Scrubyt perks and rules
-It will skip over tbody for xpaths. Don’t include it in your xpath.
# correct content '//body/table/tr/td # incorrect content '//body/table/tbody/tr/td
-It will skip over font[@size=n] but not over just plain font
-extractor.to_xml will output to the xml you specify within the:
extractor = Scrubyt::Extractor.define do .. end
-extractor.to_text i’m not sure how to work

Peter Szinek | July 5, 2008
Well the first problem is in fact a Hpricot problem… Firefox tries to make (quite successfully) the document well-formed valid (X)HTML during the DOM building, and though Hpricot also has its own bag of tricks, the two produce a different DOM.
Therefore you can’t use the XPaths directly from FireBug in scRUBYt! (well, unless the source *really* contains a tbody tag, and it’s not inserted by FF later. So it’s incorrect to say you need to *always* remove the tbody tag, because if it’s there in the page source, Hpricot will also parse it)

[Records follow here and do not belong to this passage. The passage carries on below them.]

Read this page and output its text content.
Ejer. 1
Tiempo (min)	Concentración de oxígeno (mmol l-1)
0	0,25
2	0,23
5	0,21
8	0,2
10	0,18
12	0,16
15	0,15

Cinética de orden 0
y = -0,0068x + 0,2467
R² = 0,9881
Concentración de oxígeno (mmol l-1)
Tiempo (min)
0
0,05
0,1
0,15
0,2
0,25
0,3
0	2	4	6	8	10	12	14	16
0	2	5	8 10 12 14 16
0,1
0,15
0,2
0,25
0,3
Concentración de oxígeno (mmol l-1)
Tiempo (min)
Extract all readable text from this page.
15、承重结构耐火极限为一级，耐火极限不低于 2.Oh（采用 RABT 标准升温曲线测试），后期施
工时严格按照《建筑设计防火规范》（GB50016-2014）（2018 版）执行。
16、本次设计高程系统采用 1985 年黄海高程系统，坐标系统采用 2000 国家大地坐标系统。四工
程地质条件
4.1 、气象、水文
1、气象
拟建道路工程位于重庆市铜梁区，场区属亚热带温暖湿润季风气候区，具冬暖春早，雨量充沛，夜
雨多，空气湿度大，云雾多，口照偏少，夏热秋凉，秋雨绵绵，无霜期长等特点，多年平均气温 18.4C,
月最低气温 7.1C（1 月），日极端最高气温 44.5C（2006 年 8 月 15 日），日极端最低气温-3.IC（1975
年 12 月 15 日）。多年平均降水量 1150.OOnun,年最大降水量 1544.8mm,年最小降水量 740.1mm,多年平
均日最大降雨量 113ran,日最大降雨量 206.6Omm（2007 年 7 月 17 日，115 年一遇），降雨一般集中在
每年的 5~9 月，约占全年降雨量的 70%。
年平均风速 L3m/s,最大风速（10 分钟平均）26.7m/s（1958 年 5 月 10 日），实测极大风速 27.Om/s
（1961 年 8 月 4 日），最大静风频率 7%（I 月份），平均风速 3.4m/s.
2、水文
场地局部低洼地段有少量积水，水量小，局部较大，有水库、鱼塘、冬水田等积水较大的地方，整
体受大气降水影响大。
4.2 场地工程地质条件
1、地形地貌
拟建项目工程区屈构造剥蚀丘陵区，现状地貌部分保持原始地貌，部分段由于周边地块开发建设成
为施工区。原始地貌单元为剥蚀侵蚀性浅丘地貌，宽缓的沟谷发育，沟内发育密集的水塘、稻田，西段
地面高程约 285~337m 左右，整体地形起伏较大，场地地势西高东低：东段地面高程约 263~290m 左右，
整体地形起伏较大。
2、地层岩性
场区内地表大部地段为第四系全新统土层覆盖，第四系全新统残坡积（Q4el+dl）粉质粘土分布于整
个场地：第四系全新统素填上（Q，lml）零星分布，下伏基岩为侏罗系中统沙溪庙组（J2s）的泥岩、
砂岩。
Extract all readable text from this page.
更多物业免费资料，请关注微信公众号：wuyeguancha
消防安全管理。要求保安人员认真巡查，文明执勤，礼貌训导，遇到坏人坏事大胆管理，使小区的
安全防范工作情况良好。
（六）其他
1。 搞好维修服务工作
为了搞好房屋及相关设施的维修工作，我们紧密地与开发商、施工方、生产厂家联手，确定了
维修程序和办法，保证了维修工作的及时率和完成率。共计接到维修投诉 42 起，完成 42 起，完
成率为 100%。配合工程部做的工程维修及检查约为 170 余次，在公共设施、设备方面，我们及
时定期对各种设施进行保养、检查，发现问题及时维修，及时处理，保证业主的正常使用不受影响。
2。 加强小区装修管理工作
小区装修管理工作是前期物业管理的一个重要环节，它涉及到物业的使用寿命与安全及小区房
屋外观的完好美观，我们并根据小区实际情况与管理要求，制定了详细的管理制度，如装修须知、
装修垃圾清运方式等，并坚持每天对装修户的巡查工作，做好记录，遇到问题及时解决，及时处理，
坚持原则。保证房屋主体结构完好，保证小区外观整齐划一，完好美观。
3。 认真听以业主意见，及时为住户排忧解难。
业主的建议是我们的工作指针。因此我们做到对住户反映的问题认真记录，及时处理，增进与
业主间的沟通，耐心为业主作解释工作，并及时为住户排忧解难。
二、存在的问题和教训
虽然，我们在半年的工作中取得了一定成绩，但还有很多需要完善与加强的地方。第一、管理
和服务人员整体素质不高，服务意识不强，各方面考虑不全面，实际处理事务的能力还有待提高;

The second problem: scRUBYt! guesses if an example is an XPath or not - and the regular expression telling of XPaths from non-XPaths is quite weak, and in these cases scRUBYt! thinks the example is just text and this doesnt work of course.
In these cases you should force the example type:
stuff “font[@size=n]“, example_type => :xpath
and if you do this, scRUBYt! will do an XPath matching.
Let me know if this works.
Harry | July 16, 2008
OH, I think this is the real reason that I have’nt been successfully scraped any site with tb.tbody thing.